Ouija: Origin of Evil (2016)

Directed by: Mike Flanagan | 99 minutes | horror, thriller | Actors: Annalize Basso, Elizabeth Reaser, Lulu Wilson, Henry Thomas, Parker Mack, Halle Charlton, Alexis G. Zall, Doug Jones, Kate Siegel, Sam Anderson, Chelsea Gonzalez, Lincoln Melcher, Nicholas Keenan, Michael Weaver, Ele Keats, Eve Gordon, Chad Heffelfinger, Nina Mansker, John Prosky, Lin Shaye

As the title suggests, this film is a prequel to the 2014 horror film ‘Ouija’. That film about the eponymous and famous ghost calling board game was a mediocre horror exercise that was poorly received by a large part of the international film guild. But because the film did well financially and commercially, space and money was made available for a second part.

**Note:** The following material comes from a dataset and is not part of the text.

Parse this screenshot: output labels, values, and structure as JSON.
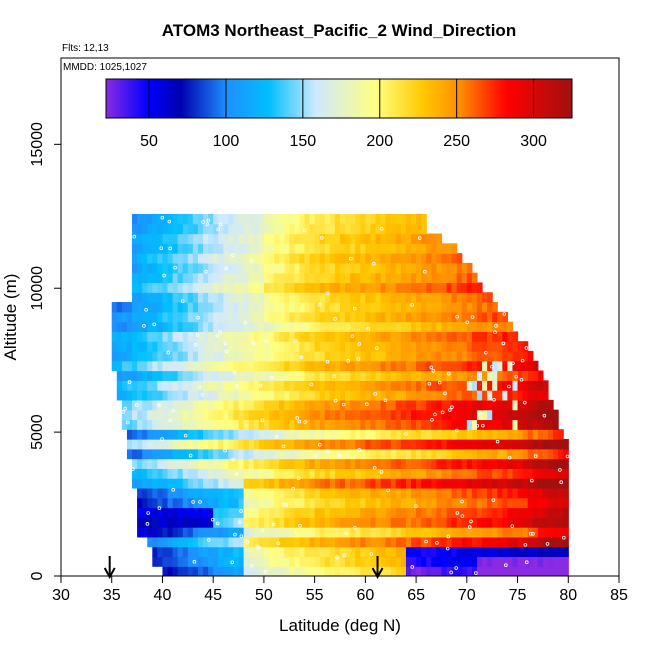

‘Ouija: Origin of Evil’ is set in 1967, a long time before the first Ouija film. We meet Alice Zander, a widow and mother of two daughters. To keep her head above water somewhat financially, Alice organizes fake seances in which her two girls secretly provide their assistance. That goes well for a while, until Alice buys a ouija board to give the feigned contact with the other side some extra credibility. But Lulu, the youngest daughter of the house, soon actually comes into contact with the supernatural through the board and becomes a conduit for spiritual forces that at first seem innocent, but gradually take on a more malicious appearance. When the family starts experimenting with the mysterious new gem, the experienced horror viewer already knows what time it is. The spirit world turns out to be more real and a lot more dangerous than the single-parent family could ever have imagined…

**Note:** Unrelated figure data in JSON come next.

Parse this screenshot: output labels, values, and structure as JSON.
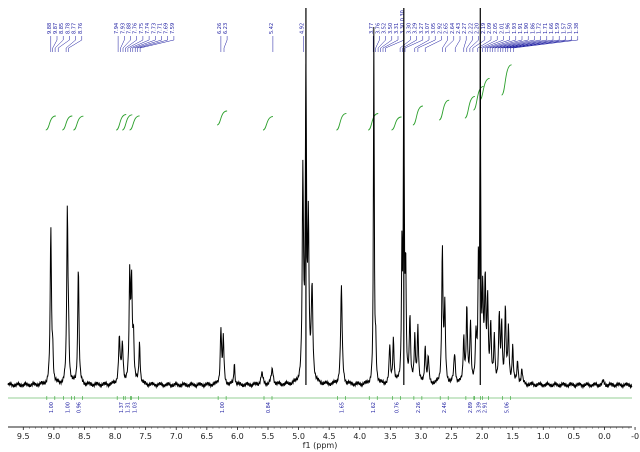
{
  "chart_data": {
    "type": "line",
    "title": "",
    "xlabel": "f1 (ppm)",
    "ylabel": "",
    "xlim": [
      9.75,
      -0.45
    ],
    "x_reversed": true,
    "xticks": [
      "9.5",
      "9.0",
      "8.5",
      "8.0",
      "7.5",
      "7.0",
      "6.5",
      "6.0",
      "5.5",
      "5.0",
      "4.5",
      "4.0",
      "3.5",
      "3.0",
      "2.5",
      "2.0",
      "1.5",
      "1.0",
      "0.5",
      "0.0",
      "-0"
    ],
    "xtick_values": [
      9.5,
      9.0,
      8.5,
      8.0,
      7.5,
      7.0,
      6.5,
      6.0,
      5.5,
      5.0,
      4.5,
      4.0,
      3.5,
      3.0,
      2.5,
      2.0,
      1.5,
      1.0,
      0.5,
      0.0,
      -0.5
    ],
    "peak_labels": [
      {
        "text": "9.88",
        "ppm": 9.05
      },
      {
        "text": "9.87",
        "ppm": 9.02
      },
      {
        "text": "8.85",
        "ppm": 8.98
      },
      {
        "text": "8.78",
        "ppm": 8.93
      },
      {
        "text": "8.77",
        "ppm": 8.8
      },
      {
        "text": "8.76",
        "ppm": 8.76
      },
      {
        "text": "7.94",
        "ppm": 7.95
      },
      {
        "text": "7.93",
        "ppm": 7.91
      },
      {
        "text": "7.88",
        "ppm": 7.87
      },
      {
        "text": "7.76",
        "ppm": 7.83
      },
      {
        "text": "7.75",
        "ppm": 7.79
      },
      {
        "text": "7.74",
        "ppm": 7.75
      },
      {
        "text": "7.73",
        "ppm": 7.71
      },
      {
        "text": "7.71",
        "ppm": 7.67
      },
      {
        "text": "7.69",
        "ppm": 7.63
      },
      {
        "text": "7.59",
        "ppm": 7.59
      },
      {
        "text": "6.26",
        "ppm": 6.27
      },
      {
        "text": "6.23",
        "ppm": 6.22
      },
      {
        "text": "5.42",
        "ppm": 5.42
      },
      {
        "text": "4.92",
        "ppm": 4.92
      },
      {
        "text": "3.77",
        "ppm": 3.78
      },
      {
        "text": "3.76",
        "ppm": 3.74
      },
      {
        "text": "3.52",
        "ppm": 3.7
      },
      {
        "text": "3.50",
        "ppm": 3.66
      },
      {
        "text": "3.31",
        "ppm": 3.62
      },
      {
        "text": "3.30 0.30",
        "ppm": 3.58
      },
      {
        "text": "3.30",
        "ppm": 3.34
      },
      {
        "text": "3.29",
        "ppm": 3.3
      },
      {
        "text": "3.27",
        "ppm": 3.26
      },
      {
        "text": "3.07",
        "ppm": 3.1
      },
      {
        "text": "3.05",
        "ppm": 3.05
      },
      {
        "text": "2.92",
        "ppm": 2.93
      },
      {
        "text": "2.65",
        "ppm": 2.65
      },
      {
        "text": "2.64",
        "ppm": 2.6
      },
      {
        "text": "2.43",
        "ppm": 2.44
      },
      {
        "text": "2.27",
        "ppm": 2.3
      },
      {
        "text": "2.22",
        "ppm": 2.25
      },
      {
        "text": "2.20",
        "ppm": 2.2
      },
      {
        "text": "2.19",
        "ppm": 2.15
      },
      {
        "text": "2.09",
        "ppm": 2.07
      },
      {
        "text": "2.05",
        "ppm": 2.03
      },
      {
        "text": "2.01",
        "ppm": 1.99
      },
      {
        "text": "1.96",
        "ppm": 1.95
      },
      {
        "text": "1.93",
        "ppm": 1.91
      },
      {
        "text": "1.91",
        "ppm": 1.87
      },
      {
        "text": "1.90",
        "ppm": 1.83
      },
      {
        "text": "1.86",
        "ppm": 1.79
      },
      {
        "text": "1.72",
        "ppm": 1.74
      },
      {
        "text": "1.71",
        "ppm": 1.7
      },
      {
        "text": "1.66",
        "ppm": 1.66
      },
      {
        "text": "1.59",
        "ppm": 1.62
      },
      {
        "text": "1.57",
        "ppm": 1.58
      },
      {
        "text": "1.50",
        "ppm": 1.54
      },
      {
        "text": "1.38",
        "ppm": 1.49
      }
    ],
    "integrals": [
      {
        "ppm": 9.05,
        "value": "1.00"
      },
      {
        "ppm": 8.78,
        "value": "1.00"
      },
      {
        "ppm": 8.6,
        "value": "0.96"
      },
      {
        "ppm": 7.9,
        "value": "1.37"
      },
      {
        "ppm": 7.8,
        "value": "1.31"
      },
      {
        "ppm": 7.68,
        "value": "1.03"
      },
      {
        "ppm": 6.25,
        "value": "1.00"
      },
      {
        "ppm": 5.5,
        "value": "0.84"
      },
      {
        "ppm": 4.3,
        "value": "1.65"
      },
      {
        "ppm": 3.78,
        "value": "1.62"
      },
      {
        "ppm": 3.4,
        "value": "0.76"
      },
      {
        "ppm": 3.05,
        "value": "2.26"
      },
      {
        "ppm": 2.62,
        "value": "2.46"
      },
      {
        "ppm": 2.2,
        "value": "2.89"
      },
      {
        "ppm": 2.06,
        "value": "3.39"
      },
      {
        "ppm": 1.96,
        "value": "2.91"
      },
      {
        "ppm": 1.6,
        "value": "5.06"
      }
    ],
    "peaks": [
      {
        "ppm": 9.05,
        "h": 0.42,
        "w": 0.012
      },
      {
        "ppm": 9.02,
        "h": 0.08,
        "w": 0.01
      },
      {
        "ppm": 8.78,
        "h": 0.46,
        "w": 0.012
      },
      {
        "ppm": 8.76,
        "h": 0.1,
        "w": 0.01
      },
      {
        "ppm": 8.6,
        "h": 0.32,
        "w": 0.012
      },
      {
        "ppm": 7.93,
        "h": 0.12,
        "w": 0.015
      },
      {
        "ppm": 7.88,
        "h": 0.1,
        "w": 0.015
      },
      {
        "ppm": 7.76,
        "h": 0.28,
        "w": 0.012
      },
      {
        "ppm": 7.73,
        "h": 0.26,
        "w": 0.012
      },
      {
        "ppm": 7.7,
        "h": 0.12,
        "w": 0.012
      },
      {
        "ppm": 7.6,
        "h": 0.11,
        "w": 0.012
      },
      {
        "ppm": 6.27,
        "h": 0.15,
        "w": 0.012
      },
      {
        "ppm": 6.23,
        "h": 0.12,
        "w": 0.012
      },
      {
        "ppm": 6.05,
        "h": 0.06,
        "w": 0.01
      },
      {
        "ppm": 5.6,
        "h": 0.03,
        "w": 0.02
      },
      {
        "ppm": 5.43,
        "h": 0.04,
        "w": 0.02
      },
      {
        "ppm": 4.93,
        "h": 0.55,
        "w": 0.012
      },
      {
        "ppm": 4.88,
        "h": 0.8,
        "w": 0.012
      },
      {
        "ppm": 4.84,
        "h": 0.4,
        "w": 0.012
      },
      {
        "ppm": 4.78,
        "h": 0.25,
        "w": 0.015
      },
      {
        "ppm": 4.3,
        "h": 0.26,
        "w": 0.015
      },
      {
        "ppm": 3.77,
        "h": 0.95,
        "w": 0.008
      },
      {
        "ppm": 3.74,
        "h": 0.1,
        "w": 0.01
      },
      {
        "ppm": 3.51,
        "h": 0.1,
        "w": 0.012
      },
      {
        "ppm": 3.45,
        "h": 0.12,
        "w": 0.012
      },
      {
        "ppm": 3.31,
        "h": 0.35,
        "w": 0.01
      },
      {
        "ppm": 3.28,
        "h": 0.9,
        "w": 0.008
      },
      {
        "ppm": 3.25,
        "h": 0.3,
        "w": 0.01
      },
      {
        "ppm": 3.18,
        "h": 0.18,
        "w": 0.012
      },
      {
        "ppm": 3.1,
        "h": 0.12,
        "w": 0.012
      },
      {
        "ppm": 3.05,
        "h": 0.15,
        "w": 0.012
      },
      {
        "ppm": 2.93,
        "h": 0.1,
        "w": 0.012
      },
      {
        "ppm": 2.88,
        "h": 0.07,
        "w": 0.012
      },
      {
        "ppm": 2.65,
        "h": 0.36,
        "w": 0.012
      },
      {
        "ppm": 2.61,
        "h": 0.2,
        "w": 0.012
      },
      {
        "ppm": 2.45,
        "h": 0.08,
        "w": 0.015
      },
      {
        "ppm": 2.3,
        "h": 0.12,
        "w": 0.012
      },
      {
        "ppm": 2.25,
        "h": 0.2,
        "w": 0.012
      },
      {
        "ppm": 2.19,
        "h": 0.16,
        "w": 0.012
      },
      {
        "ppm": 2.1,
        "h": 0.12,
        "w": 0.012
      },
      {
        "ppm": 2.06,
        "h": 0.3,
        "w": 0.01
      },
      {
        "ppm": 2.03,
        "h": 0.85,
        "w": 0.008
      },
      {
        "ppm": 1.99,
        "h": 0.22,
        "w": 0.012
      },
      {
        "ppm": 1.95,
        "h": 0.26,
        "w": 0.012
      },
      {
        "ppm": 1.91,
        "h": 0.22,
        "w": 0.012
      },
      {
        "ppm": 1.86,
        "h": 0.15,
        "w": 0.012
      },
      {
        "ppm": 1.8,
        "h": 0.12,
        "w": 0.012
      },
      {
        "ppm": 1.72,
        "h": 0.18,
        "w": 0.012
      },
      {
        "ppm": 1.68,
        "h": 0.15,
        "w": 0.012
      },
      {
        "ppm": 1.62,
        "h": 0.2,
        "w": 0.012
      },
      {
        "ppm": 1.57,
        "h": 0.14,
        "w": 0.012
      },
      {
        "ppm": 1.5,
        "h": 0.1,
        "w": 0.012
      },
      {
        "ppm": 1.42,
        "h": 0.06,
        "w": 0.012
      },
      {
        "ppm": 1.35,
        "h": 0.04,
        "w": 0.012
      },
      {
        "ppm": 0.02,
        "h": 0.01,
        "w": 0.015
      }
    ],
    "grid": false,
    "legend": "none",
    "colors": {
      "spectrum": "#000000",
      "peak_labels": "#1a1aa0",
      "integral_curves": "#2ca02c",
      "axis": "#222222"
    }
  }
}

It becomes clear quite early in the film that ‘Ouija: Origin of Evil’ is a lot better than its damned predecessor. Clearly more attention has been paid to the story and the depth of the main characters. The acting is also a lot better than the often perfunctory fiddling that we are presented with in ‘Ouija’. The very young Lulu Wilson certainly does well as Doris Zander. She knows how to put down an interesting character that will regularly terrify you, especially as a less habitual horror viewer. The skilful camera work and the excellent directing by Mike Flanagan (who also has the creditable ‘Oculus’ to his name) certainly contribute to the authentic-looking image of the time and the pleasantly gloomy atmosphere that the film breathes.

Thematically and narratively, ‘Ouija: Origin of Evil’ offers little new under the sun. Catholicism, a troubled family without a father figure, a house with a dark past, burgeoning sexuality, these are subjects that often recur in horror films with a psychologically melancholy edge. ‘Ouija: Origin of Evil’ does not win the originality prize. That does not alter the fact that the makers have just delivered a solid, at times even stylish ghost print that certainly scores a sufficient in terms of atmosphere, tension and acting. So anything but an annoying sit.